Another important point that I had still to find answer for: who was the person in Toronto University that persisted after me all those 2 years, until finally I could escape from Iraq and come here. The answer was – Professor Uzumeri, originally from Turkey. He was responsible for the recruitment of graduate students. I asked him how come he was so patient and consistent in his contacts with me, until I could finally come. He said: I am from the Middle East originally and I knew you had a problem to leave Iraq, because of some political reason. You were first in your University and had excellent marks – we wanted students like you and I decided to persevere with you! His cooperative approach worked and we both succeeded – he got a good student and I came to Canada to do my studies!
The course load and my first snow-filled winter, alone in a new country, were both quite hard! As spring approached and the snow started to melt, I started feeling better. Then a breakthrough came – Professor Selby held a lecture for all the students he was advising, giving us ideas for the main thesis we were supposed to do, as part of our Master’s degree requirements. He was talking about the different potential projects, when he showed one interesting slide – a picture drawn on a computer graphics screen!
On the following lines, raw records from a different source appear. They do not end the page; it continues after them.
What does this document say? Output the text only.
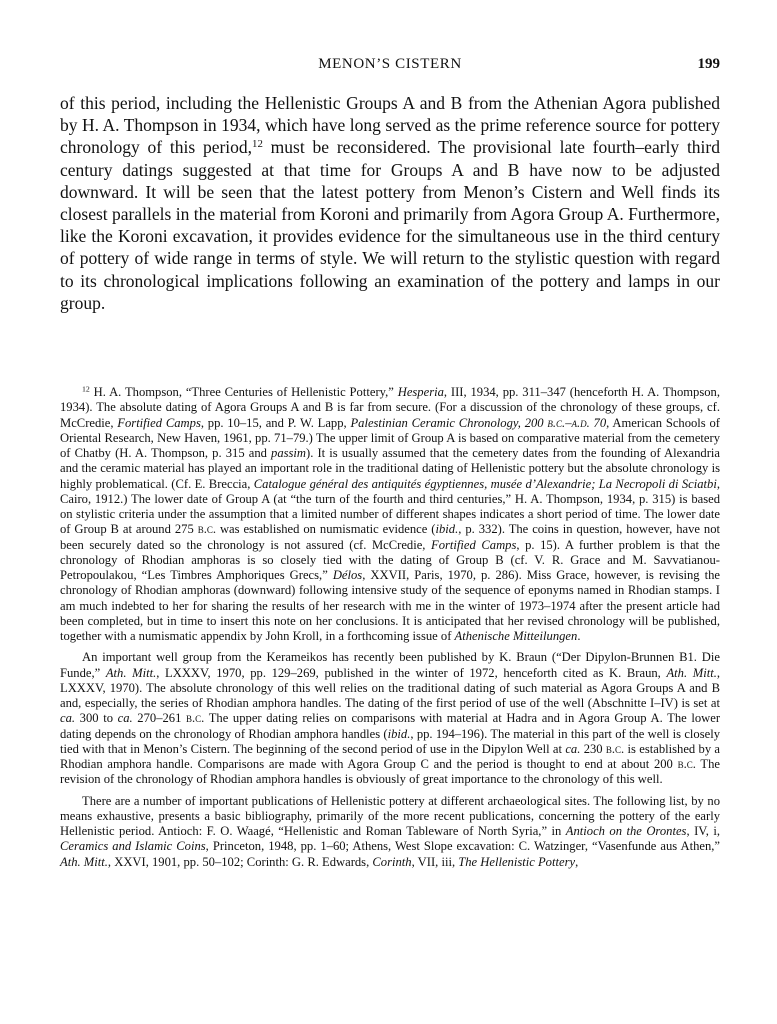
MENON’S CISTERN	199

of this period, including the Hellenistic Groups A and B from the Athenian Agora published by H. A. Thompson in 1934, which have long served as the prime reference source for pottery chronology of this period,$^{12}$ must be reconsidered. The provisional late fourth–early third century datings suggested at that time for Groups A and B have now to be adjusted downward. It will be seen that the latest pottery from Menon’s Cistern and Well finds its closest parallels in the material from Koroni and primarily from Agora Group A. Furthermore, like the Koroni excavation, it provides evidence for the simultaneous use in the third century of pottery of wide range in terms of style. We will return to the stylistic question with regard to its chronological implications following an examination of the pottery and lamps in our group.

$^{12}$ H. A. Thompson, “Three Centuries of Hellenistic Pottery,” Hesperia, III, 1934, pp. 311–347 (henceforth H. A. Thompson, 1934). The absolute dating of Agora Groups A and B is far from secure. (For a discussion of the chronology of these groups, cf. McCredie, Fortified Camps, pp. 10–15, and P. W. Lapp, Palestinian Ceramic Chronology, 200 b.c.–a.d. 70, American Schools of Oriental Research, New Haven, 1961, pp. 71–79.) The upper limit of Group A is based on comparative material from the cemetery of Chatby (H. A. Thompson, p. 315 and passim). It is usually assumed that the cemetery dates from the founding of Alexandria and the ceramic material has played an important role in the traditional dating of Hellenistic pottery but the absolute chronology is highly problematical. (Cf. E. Breccia, Catalogue général des antiquités égyptiennes, musée d’Alexandrie; La Necropoli di Sciatbi, Cairo, 1912.) The lower date of Group A (at “the turn of the fourth and third centuries,” H. A. Thompson, 1934, p. 315) is based on stylistic criteria under the assumption that a limited number of different shapes indicates a short period of time. The lower date of Group B at around 275 b.c. was established on numismatic evidence (ibid., p. 332). The coins in question, however, have not been securely dated so the chronology is not assured (cf. McCredie, Fortified Camps, p. 15). A further problem is that the chronology of Rhodian amphoras is so closely tied with the dating of Group B (cf. V. R. Grace and M. Savvatianou-Petropoulakou, “Les Timbres Amphoriques Grecs,” Délos, XXVII, Paris, 1970, p. 286). Miss Grace, however, is revising the chronology of Rhodian amphoras (downward) following intensive study of the sequence of eponyms named in Rhodian stamps. I am much indebted to her for sharing the results of her research with me in the winter of 1973–1974 after the present article had been completed, but in time to insert this note on her conclusions. It is anticipated that her revised chronology will be published, together with a numismatic appendix by John Kroll, in a forthcoming issue of Athenische Mitteilungen.

An important well group from the Kerameikos has recently been published by K. Braun (“Der Dipylon-Brunnen B1. Die Funde,” Ath. Mitt., LXXXV, 1970, pp. 129–269, published in the winter of 1972, henceforth cited as K. Braun, Ath. Mitt., LXXXV, 1970). The absolute chronology of this well relies on the traditional dating of such material as Agora Groups A and B and, especially, the series of Rhodian amphora handles. The dating of the first period of use of the well (Abschnitte I–IV) is set at ca. 300 to ca. 270–261 b.c. The upper dating relies on comparisons with material at Hadra and in Agora Group A. The lower dating depends on the chronology of Rhodian amphora handles (ibid., pp. 194–196). The material in this part of the well is closely tied with that in Menon’s Cistern. The beginning of the second period of use in the Dipylon Well at ca. 230 b.c. is established by a Rhodian amphora handle. Comparisons are made with Agora Group C and the period is thought to end at about 200 b.c. The revision of the chronology of Rhodian amphora handles is obviously of great importance to the chronology of this well.

There are a number of important publications of Hellenistic pottery at different archaeological sites. The following list, by no means exhaustive, presents a basic bibliography, primarily of the more recent publications, concerning the pottery of the early Hellenistic period. Antioch: F. O. Waagé, “Hellenistic and Roman Tableware of North Syria,” in Antioch on the Orontes, IV, i, Ceramics and Islamic Coins, Princeton, 1948, pp. 1–60; Athens, West Slope excavation: C. Watzinger, “Vasenfunde aus Athen,” Ath. Mitt., XXVI, 1901, pp. 50–102; Corinth: G. R. Edwards, Corinth, VII, iii, The Hellenistic Pottery,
It immediately caught my attention – I could stil see it in front of my eyes, several decades later! This single slide changed all my professional career. Professor Selby told us that this picture was from a Computer Graphics project that one of his graduate students, Kamille Karamelian, an Armenian from Lebanon, had already done in the Computer Science Dept. I decided to do my thesis in Computer Graphics applications in Engineering.
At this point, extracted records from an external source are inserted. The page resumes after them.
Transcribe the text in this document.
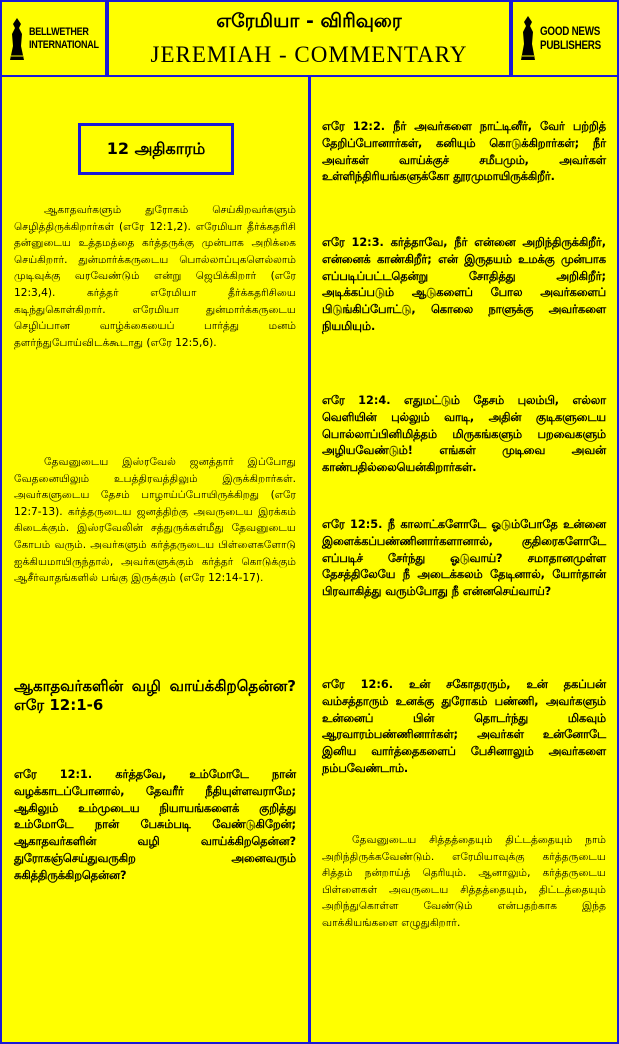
BELLWETHER
INTERNATIONAL
எரேமியா - விரிவுரை
JEREMIAH - COMMENTARY
GOOD NEWS
PUBLISHERS
12 அதிகாரம்

ஆகாதவர்களும் துரோகம் செய்கிறவர்களும் செழித்திருக்கிறார்கள் (எரே 12:1,2). எரேமியா தீர்க்கதரிசி தன்னுடைய உத்தமத்தை கர்த்தருக்கு முன்பாக அறிக்கை செய்கிறார். துன்மார்க்கருடைய பொல்லாப்புகளெல்லாம் முடிவுக்கு வரவேண்டும் என்று ஜெபிக்கிறார் (எரே 12:3,4). கர்த்தர் எரேமியா தீர்க்கதரிசியை கடிந்துகொள்கிறார். எரேமியா துன்மார்க்கருடைய செழிப்பான வாழ்க்கையைப் பார்த்து மனம் தளர்ந்துபோய்விடக்கூடாது (எரே 12:5,6).

தேவனுடைய இஸ்ரவேல் ஜனத்தார் இப்போது வேதனையிலும் உபத்திரவத்திலும் இருக்கிறார்கள். அவர்களுடைய தேசம் பாழாய்ப்போயிருக்கிறது (எரே 12:7-13). கர்த்தருடைய ஜனத்திற்கு அவருடைய இரக்கம் கிடைக்கும். இஸ்ரவேலின் சத்துருக்கள்மீது தேவனுடைய கோபம் வரும். அவர்களும் கர்த்தருடைய பிள்ளைகளோடு ஐக்கியமாயிருந்தால், அவர்களுக்கும் கர்த்தர் கொடுக்கும் ஆசீர்வாதங்களில் பங்கு இருக்கும் (எரே 12:14-17).

ஆகாதவர்களின் வழி வாய்க்கிறதென்ன? எரே 12:1-6

எரே 12:1. கர்த்தவே, உம்மோடே நான் வழக்காடப்போனால், தேவரீர் நீதியுள்ளவராமே; ஆகிலும் உம்முடைய நியாயங்களைக் குறித்து உம்மோடே நான் பேசும்படி வேண்டுகிறேன்; ஆகாதவர்களின் வழி வாய்க்கிறதென்ன? துரோகஞ்செய்துவருகிற அனைவரும் சுகித்திருக்கிறதென்ன?

எரே 12:2. நீர் அவர்களை நாட்டினீர், வேர் பற்றித் தேறிப்போனார்கள், கனியும் கொடுக்கிறார்கள்; நீர் அவர்கள் வாய்க்குச் சமீபமும், அவர்கள் உள்ளிந்திரியங்களுக்கோ தூரமுமாயிருக்கிறீர்.

எரே 12:3. கர்த்தாவே, நீர் என்னை அறிந்திருக்கிறீர், என்னைக் காண்கிறீர்; என் இருதயம் உமக்கு முன்பாக எப்படிப்பட்டதென்று சோதித்து அறிகிறீர்; அடிக்கப்படும் ஆடுகளைப் போல அவர்களைப் பிடுங்கிப்போட்டு, கொலை நாளுக்கு அவர்களை நியமியும்.

எரே 12:4. எதுமட்டும் தேசம் புலம்பி, எல்லா வெளியின் புல்லும் வாடி, அதின் குடிகளுடைய பொல்லாப்பினிமித்தம் மிருகங்களும் பறவைகளும் அழியவேண்டும்! எங்கள் முடிவை அவன் காண்பதில்லையென்கிறார்கள்.

எரே 12:5. நீ காலாட்களோடே ஓடும்போதே உன்னை இளைக்கப்பண்ணினார்களானால், குதிரைகளோடே எப்படிச் சேர்ந்து ஓடுவாய்? சமாதானமுள்ள தேசத்திலேயே நீ அடைக்கலம் தேடினால், யோர்தான் பிரவாகித்து வரும்போது நீ என்னசெய்வாய்?

எரே 12:6. உன் சகோதரரும், உன் தகப்பன் வம்சத்தாரும் உனக்கு துரோகம் பண்ணி, அவர்களும் உன்னைப் பின் தொடர்ந்து மிகவும் ஆரவாரம்பண்ணினார்கள்; அவர்கள் உன்னோடே இனிய வார்த்தைகளைப் பேசினாலும் அவர்களை நம்பவேண்டாம்.

தேவனுடைய சித்தத்தையும் திட்டத்தையும் நாம் அறிந்திருக்கவேண்டும். எரேமியாவுக்கு கர்த்தருடைய சித்தம் நன்றாய்த் தெரியும். ஆனாலும், கர்த்தருடைய பிள்ளைகள் அவருடைய சித்தத்தையும், திட்டத்தையும் அறிந்துகொள்ள வேண்டும் என்பதற்காக இந்த வாக்கியங்களை எழுதுகிறார்.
It was a very interesting period, doing the programming for my Master’s project. It was already summer and the weather in Toronto was beautiful, after the harsh winter. I was doing programming work with computer graphics – something I loved – the whole day at my room at the University. Around 6 pm I went to have a nice dinner and then continued programming till around 11 pm, when I got finally access to the computer at the computer science department.
The engineering department did not have any facility for computer graphics. The only graphics screen in the whole University of Toronto was an IBM 2250 screen that cost $100,000. To draw on it, I had to get the full power of the computer of the computer science department, a computer that filled a whole large room. I had to wait till around midnight, when no other student was using the computer, so that I can get the full power of it! The graphic lines and arcs on the IBM screen were quite shaky, but to my eyes they were the most beautiful thing! It took me 2 months to finish my thesis project on using computer graphics in structures CAD and my advisor was quite happy – but I told him that I want to do another graphic project. He was surprised! I did the second project also and by the time I finished, my program consisted of a long box containing 2000 Fortran program perforated cards! All in all, I finished my Master’s degree in 9 months since I started, with a perfect A average!
I was very excited that I found a very interesting subject to work in, but I was in for a big disappointment – there was no work for engineers at all in Canada when I finished my studies. This fact would lead me to my next great adventure – Israel!